Oculus Rift Upset—Famed Device Falling From Grace by Visualization Pros
According to the survey, which was initiated in July 2016 and took in global participants common to the readership at CGarchitect, the number one VR head-mounted display used in current production is Samsung Gear VR, with 49 percent (half the field) of participants using the device.
Surprising too was the second most common VR head-mounted display—Google Cardboard, with 42 percent usage. HTV Vive had 32 percent while Oculus Rift (DK2) was also at 32 percent. And the end of the spectrum was Microsoft Hololens with just 6 percent. Bear in mind that Architosh gave much credit to, and an award honor at AIA 2016, to SketchUp’s new alpha technology using Microsoft Hololens, which is an AR (augmented reality device) not a VR device.
HDM (head-mounted display) usage going forward was a bit more interesting. The survey asked which HDM users were experimenting with or plan to use in 2016 or 2017 (in other words in the future or next). Samsung still held the top spot at 45 percent, while the HTC Vive rose to 43 percent. In third place was Google Cardboard falling to 37 percent.
With Oculus devices falling slightly in percentage points, we see Microsoft Hololens rising to 18 percent while Magic Leap garners 6 percent projected usage.
Learning More About Magic Leap
Magic Leap is a company based in Florida that raised a half a billion dollars back in the fall of 2014. It has been called the world’s hottest startup and the world’s most ‘secret’ startup. As the developer of “novel human computing interfaces,” the company is developing a proprietary interface known as Cinematic Reality™, a term unique to the VR-AR world they alone have coined.
The fact that Magic Leap appears on the list above in the survey without anyone really knowing what the device will be like says a lot about the expectations surrounding this company. Back in April of this year, Wired got the best look of Magic Leap. Yet, we still don’t know too much beyond that information—and, an approved patent application drawing.
But one thing is clear. Magic Leap seems to be in possession of mixed reality technology that is clearly ahead of anybody else’s AR or MR technology. And that explains why Google was an early investor, along with legendary Silicon Valley VCs like Andreessen Horowitz and Kleiner Perkins. So far, investors have poured over $1 billion into Magic Leap. And yet there is not even a beta version. Talk about a leap-in-faith.

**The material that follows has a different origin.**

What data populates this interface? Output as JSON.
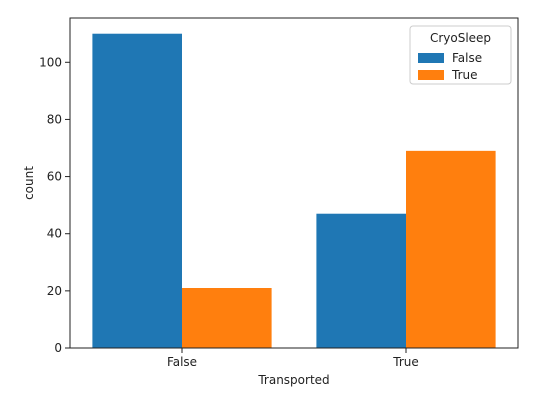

All puns aside, Magic Leap’s astounding financial backing doesn’t guarantee it will succeed. Every major heavy-hitter in tech has VR/AR/MR or other-named artificial reality projects in the labs. Consistent with expectations and history, Apple has been tight-lipped but also acknowledged the importance of AR, strongly suggesting recently that the company has tech brewing in this area. And Facebook has over 400 engineers working in VR. So while the world pontificates about whether Apple is in or out of the “autonomous” car market, what folks should really come to realize is that it would be insane for Apple not to be—all in—in AR.